The regulation goes much further than that, however.  In the preamble, HHS clarifies that it is merely applying to the rate review provisions of the ACA the rule that otherwise applied under the Public Health Services Act and that will apply to the application of other ACA provisions.  The AHP loophole is closed.  AHPs will continue to exist; indeed they will thrive if they can actually offer their members operating efficiencies and lower premiums or better coverage than the market otherwise offers.  But they will have to comply with ACA consumer protections and will not be able to cherry pick, which would undermine the exchanges and the stability of the market generally. The fact that three of the seven associations that commented on the proposal reportedly supported the rule indicates that it will be quite possible for associations to comply with it.

The preamble to the regulation also clarifies several other issues.  First, the preamble clarifies that the rule applies whether or not an AHP could be classified as “bona fide” under HIPAA.  “Bona fide” association plans were free under HIPAA from certain requirements, but the ACA applies to AHPs regardless.  Second, the rule clarifies that in states where state law does not authorize review of the rates of insurance sold in the state by out-of-state associations, HHS will itself review the rates.  This seems to be the case in about half of the states.  Finally, the preamble clarifies that states that lack the authority to review out-of-state association rates will not otherwise be considered to lack an effective rate review program or automatically be ineligible for rate review program grants.

Areas Of Potential Concern

One aspect of the rule is somewhat troubling. The preamble notes that under some circumstances, plans sponsored by an association of employers can be recognized as a single ERISA plan.  This is because the definition of “employer” under ERISA (which is incorporated into the ACA through the Public Health Services Act), includes an association of employers that meet certain requirements.  If the plan covers employers with more than 100 employees it could be considered a large group plan, free from rate review.

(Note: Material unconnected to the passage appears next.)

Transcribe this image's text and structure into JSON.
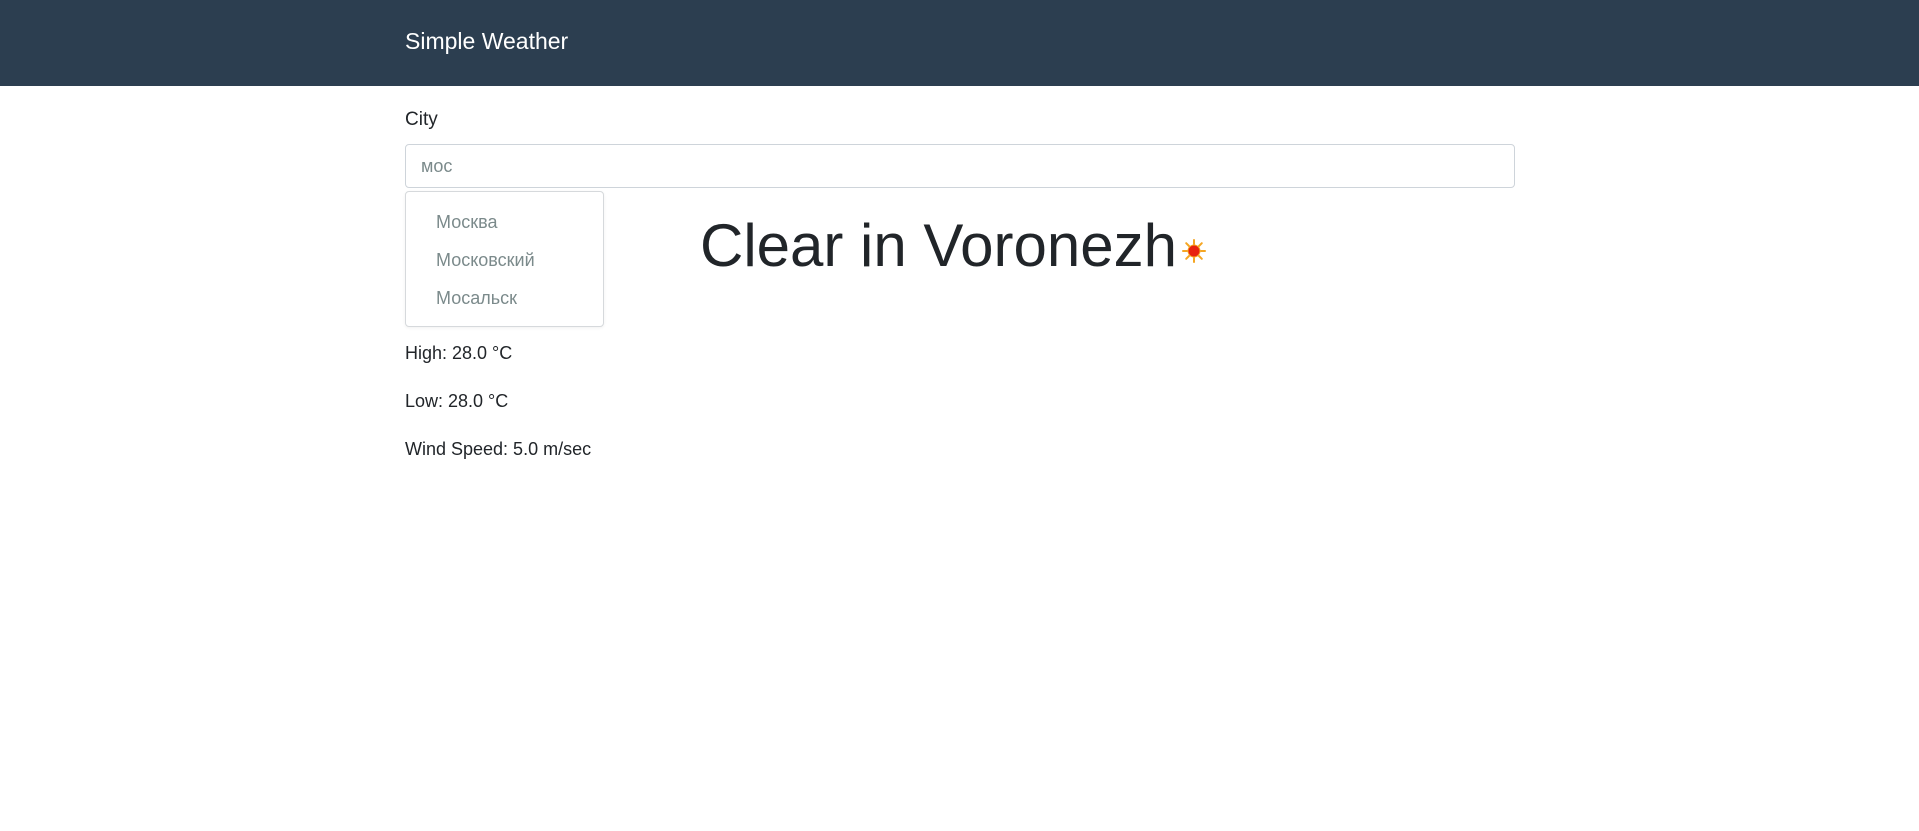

Not just any association can meet this requirement, however.  The Department of Labor has laid down a strict fact and circumstances test that ultimately considers whether “the person or group that maintains the plan is tied to the employers and employees that participate in the plan by some common economic or representation interest or genuine organizational relationship unrelated to the provision of benefits.”  Under this test, DOL advisory opinions cited in the rule preamble have concluded that a chamber of commerce association plan that covered a number of groups was not a single ERISA plan, but that association plans controlled by employers in a single industry that had a preexisting relationship might be.  Of course, the association would be regarded as a single ERISA plan, and would have to comply with ERISA requirements that apply to plans.  But this exception may cover a number of associations and will need to be carefully monitored to avoid evasion of the rule.

One other major loophole in the ACA may be more difficult to close.  A number of ACA requirements that apply to the individual and small group market (including again, for example, the essential benefits package and risk adjustment) do not apply to self-insured plans. There is some evidence that insurers are marketing stop-loss coverage to small employers that allow small employers to “self-insure” with virtually no risk.  This could allow small employers to opt out of the consumer and market protections of the ACA as long as their employees remain healthy, but opt back in when their stop-loss coverage rates go up.

DOL and Treasury should consider defining “self-insured,” a term that is used in the ACA but never defined, to ensure that employers that self-insure actually bear significant risk and avoid sham self-insurance.  Alternatively, the states should regulate stop-loss coverage more closely to ensure that insurers are actually offering stop-loss coverage and not unregulated high-deductible comprehensive insurance.

There are still loopholes to close, but today was a victory for American health care consumers and for the Affordable Care Act.